A 2012 Bloomberg report indicated that college costs surged by 1,120 percent over three decades, while healthcare expenses rose by 601 percent, and food costs increased by 244 percent. Childcare expenses have nearly doubled in the past 25 years, climbing from a weekly average of $84 for families with working mothers to $184. Those below the poverty line face even harsher realities, spending approximately four times the percentage of their income on childcare compared to other families—a staggering 30 percent.
Once upon a time, we simply wished for our children to have better lives than we did. But with the cost of living rising and wages stagnating, that dream feels increasingly unattainable. So what’s the solution? Should we declare that only the affluent have the societal green light to raise families?
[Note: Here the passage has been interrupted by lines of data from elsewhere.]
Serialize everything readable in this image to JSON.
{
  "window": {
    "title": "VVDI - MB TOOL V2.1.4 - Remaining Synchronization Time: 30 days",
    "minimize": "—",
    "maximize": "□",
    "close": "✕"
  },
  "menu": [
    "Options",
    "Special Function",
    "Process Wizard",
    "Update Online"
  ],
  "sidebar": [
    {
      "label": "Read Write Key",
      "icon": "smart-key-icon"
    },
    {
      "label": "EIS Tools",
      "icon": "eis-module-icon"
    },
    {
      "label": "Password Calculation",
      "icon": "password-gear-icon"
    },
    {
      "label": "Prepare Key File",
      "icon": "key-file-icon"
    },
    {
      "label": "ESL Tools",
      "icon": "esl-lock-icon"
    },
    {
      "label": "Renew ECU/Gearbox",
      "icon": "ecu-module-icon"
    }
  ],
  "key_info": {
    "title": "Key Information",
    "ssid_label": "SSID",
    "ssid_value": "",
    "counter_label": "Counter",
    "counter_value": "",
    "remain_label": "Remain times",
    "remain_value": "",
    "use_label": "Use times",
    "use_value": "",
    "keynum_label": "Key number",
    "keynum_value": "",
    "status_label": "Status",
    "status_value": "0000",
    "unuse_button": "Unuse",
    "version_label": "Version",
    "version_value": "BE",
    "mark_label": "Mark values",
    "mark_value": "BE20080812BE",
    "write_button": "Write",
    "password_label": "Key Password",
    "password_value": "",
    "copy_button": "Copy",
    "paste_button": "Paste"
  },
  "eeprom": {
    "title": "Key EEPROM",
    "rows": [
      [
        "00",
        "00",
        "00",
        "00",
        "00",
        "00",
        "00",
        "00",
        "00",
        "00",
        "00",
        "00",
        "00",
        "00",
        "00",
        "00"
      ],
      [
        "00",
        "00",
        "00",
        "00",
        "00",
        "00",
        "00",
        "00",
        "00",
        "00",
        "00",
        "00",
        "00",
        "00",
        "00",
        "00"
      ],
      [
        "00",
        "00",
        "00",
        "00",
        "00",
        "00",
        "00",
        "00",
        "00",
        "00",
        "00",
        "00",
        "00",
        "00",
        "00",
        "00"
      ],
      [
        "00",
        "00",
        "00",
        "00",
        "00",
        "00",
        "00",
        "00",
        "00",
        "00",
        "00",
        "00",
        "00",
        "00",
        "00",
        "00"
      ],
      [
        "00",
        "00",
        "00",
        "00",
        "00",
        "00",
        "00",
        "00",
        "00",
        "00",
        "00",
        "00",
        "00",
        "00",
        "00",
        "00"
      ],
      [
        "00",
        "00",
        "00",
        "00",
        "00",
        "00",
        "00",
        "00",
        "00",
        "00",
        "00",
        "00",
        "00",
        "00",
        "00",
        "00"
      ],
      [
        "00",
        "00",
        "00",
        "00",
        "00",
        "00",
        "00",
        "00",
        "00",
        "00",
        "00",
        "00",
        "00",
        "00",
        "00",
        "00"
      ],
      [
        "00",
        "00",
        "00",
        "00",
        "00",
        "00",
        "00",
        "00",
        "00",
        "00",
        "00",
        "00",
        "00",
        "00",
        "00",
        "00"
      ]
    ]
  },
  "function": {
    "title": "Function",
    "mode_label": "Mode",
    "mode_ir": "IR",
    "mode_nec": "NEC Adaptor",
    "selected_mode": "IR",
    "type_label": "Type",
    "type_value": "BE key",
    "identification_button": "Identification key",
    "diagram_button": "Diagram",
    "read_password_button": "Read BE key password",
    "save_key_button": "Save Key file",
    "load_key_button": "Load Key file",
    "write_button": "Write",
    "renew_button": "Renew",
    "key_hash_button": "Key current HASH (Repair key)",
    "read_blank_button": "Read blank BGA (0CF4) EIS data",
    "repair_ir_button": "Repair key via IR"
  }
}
When someone says, “Don’t have kids you can’t afford,” do they realize they’re addressing a significant portion of the population?
Expecting individuals to financially “keep up” in a landscape of stagnant wages and ballooning costs is unrealistic. So is the expectation that people should abandon their dreams of family. I wouldn’t recommend to any couple in our situation that they refrain from having children simply because they can’t “afford” them. We need more families invested in advocating for change. It’s crucial to take a hard look at the current state of the middle class in this country. If a middle-class income can’t cover the basic necessities of parenting, what comes next?
I don’t have a definitive answer, but I do share this advice with friends who feel they can’t afford the family they desire: “Have them anyway.” For further reading, you can check out this insightful blog post here.
Summary
The author reflects on the challenges of starting a family with limited financial resources, highlighting the realities many face in today’s economy. Despite societal pressures to achieve financial stability before parenting, the author encourages those in similar situations to embrace their desire for children.